A portion of the total supply of a cryptocurrency reserved for its founders. These funds are often marked as funds to pay developers or fund future ventures, but cryptocurencies with premines are generally viewed as less legitimate and fair those without premines.

You may have noticed that some companies in the crypto space engage in premining -- which is the mining of a number of cryptocurrency coins before the company’s blockchain is launched to the public.

Bitcoin did not engage in any premining. Bitcoin will have a total supply of 21 million bitcoins and they are estimated to be slowly released every ten minutes until the year 2140 -- so long after we’re all gone. 

But premining refers to the process of creating coins and then reserving those coins for the developers of the coin and any investors they may have presold the coins to in exchange for seed funds. 

And those are only some of the reasons a coin might be premined.

A project may sell portions of the premined coins to investors to pay for further development of the coin. That is a fair way to go about raising funds, but some premining could occur due to unfair practices of the developers simply seeking to make money first and then skip on development. 

If you’re a seasoned investor, you can think of premining to offering equity stakes of a startup before that company's Initial Public Offering (IPO). The coins that are set and sold to these early investors will, hopefully, rise in value for their holders after those coins become tradable.

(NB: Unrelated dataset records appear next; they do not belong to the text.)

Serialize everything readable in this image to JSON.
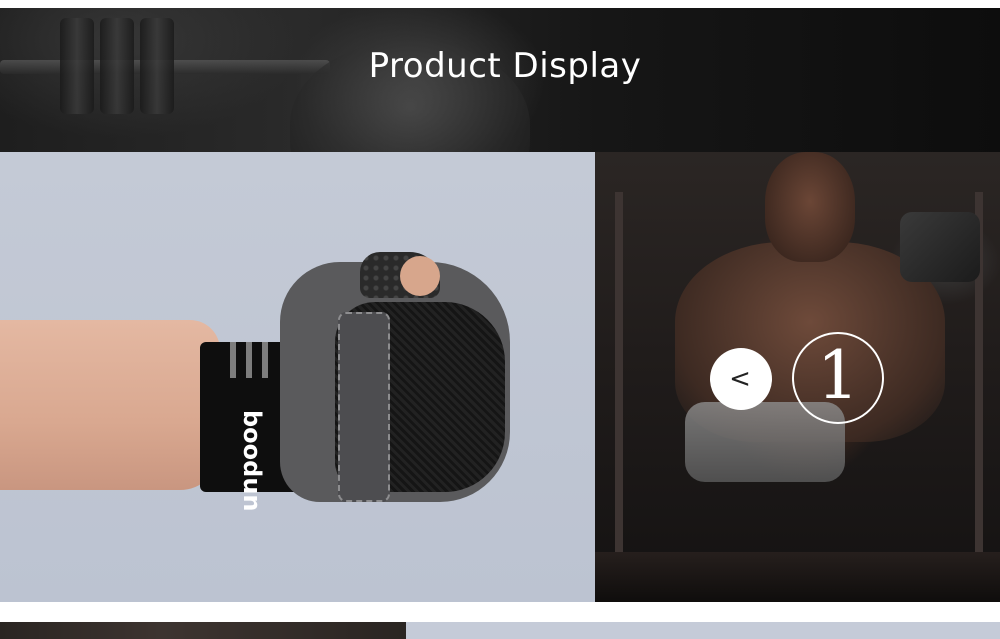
{
  "header": {
    "title": "Product Display"
  },
  "product": {
    "brand": "boodun"
  },
  "carousel": {
    "prev_label": "<",
    "current_index": "1"
  },
  "colors": {
    "header_bg": "#161616",
    "glove_panel_bg": "#c4cad6",
    "gym_panel_bg": "#1f1b1a",
    "accent": "#ffffff"
  },
  "icons": {
    "prev": "chevron-left-icon"
  }
}
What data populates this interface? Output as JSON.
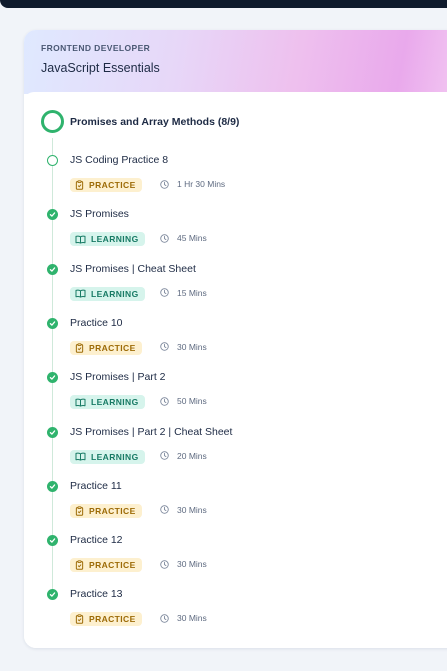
{
  "header": {
    "kicker": "FRONTEND DEVELOPER",
    "course_title": "JavaScript Essentials"
  },
  "section": {
    "title": "Promises and Array Methods (8/9)"
  },
  "items": [
    {
      "title": "JS Coding Practice 8",
      "type": "PRACTICE",
      "duration": "1 Hr 30 Mins",
      "completed": false
    },
    {
      "title": "JS Promises",
      "type": "LEARNING",
      "duration": "45 Mins",
      "completed": true
    },
    {
      "title": "JS Promises | Cheat Sheet",
      "type": "LEARNING",
      "duration": "15 Mins",
      "completed": true
    },
    {
      "title": "Practice 10",
      "type": "PRACTICE",
      "duration": "30 Mins",
      "completed": true
    },
    {
      "title": "JS Promises | Part 2",
      "type": "LEARNING",
      "duration": "50 Mins",
      "completed": true
    },
    {
      "title": "JS Promises | Part 2 | Cheat Sheet",
      "type": "LEARNING",
      "duration": "20 Mins",
      "completed": true
    },
    {
      "title": "Practice 11",
      "type": "PRACTICE",
      "duration": "30 Mins",
      "completed": true
    },
    {
      "title": "Practice 12",
      "type": "PRACTICE",
      "duration": "30 Mins",
      "completed": true
    },
    {
      "title": "Practice 13",
      "type": "PRACTICE",
      "duration": "30 Mins",
      "completed": true
    }
  ],
  "icons": {
    "completed": "check-circle-icon",
    "in_progress": "empty-circle-icon",
    "practice": "clipboard-icon",
    "learning": "book-open-icon",
    "duration": "clock-icon"
  },
  "colors": {
    "accent_green": "#2fb36d",
    "practice_bg": "#fdf0cf",
    "practice_text": "#9c6a06",
    "learning_bg": "#d6f4ec",
    "learning_text": "#177a64"
  }
}
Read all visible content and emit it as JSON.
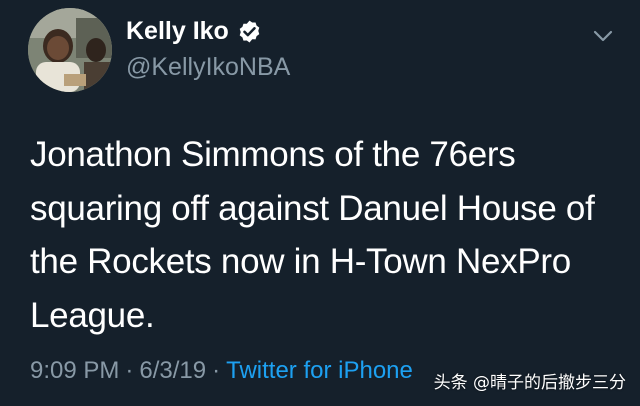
{
  "author": {
    "display_name": "Kelly Iko",
    "handle": "@KellyIkoNBA",
    "verified": true,
    "avatar_icon": "profile-photo"
  },
  "menu": {
    "icon": "chevron-down-icon"
  },
  "tweet": {
    "text_lines": [
      "Jonathon Simmons of the 76ers",
      "squaring off against Danuel House of",
      "the Rockets now in H-Town NexPro",
      "League."
    ],
    "time": "9:09 PM",
    "date": "6/3/19",
    "separator": "·",
    "source": "Twitter for iPhone"
  },
  "watermark": {
    "text": "头条 @晴子的后撤步三分"
  },
  "colors": {
    "background": "#15202b",
    "text_primary": "#ffffff",
    "text_secondary": "#8899a6",
    "accent": "#1da1f2"
  }
}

Unfortunately, during the ICO era, from 2017 to 2018, many private developers would premine for themselves before releasing the open-source code and this would lead to distrust among cryptocurrency investors who didn’t know how many coins were already sold and if the people who held them would simply dump them on the market. 

This practice would also create high demand and inflate the price of such coins before the ICOs -- catching the interest of many newbies and others in the space. After the ICOs, these insiders would sell their coins into the hype surrounding the market. This gigantic influx of supply would plummet the price and cause financial loss to people who were not part of the initial sale.

Nevertheless, premining isn’t all bad. One of the advantages of developers holding their premined coins is that there will be less incentive for developers to give up on one project and build new cryptocurrencies instead of sticking to the first one. 

Cryptocurrency developers also find benefits in premined coins because they can use these coins like stocks and pay other developers to further develop the coins.

With all of this information, check to see if any coins you’re investing in have been premined and scrutinize them carefully investing in it in order to ensure that the developers behind the coin are not just trying to raise a lot of money and then disappear or just let the project die.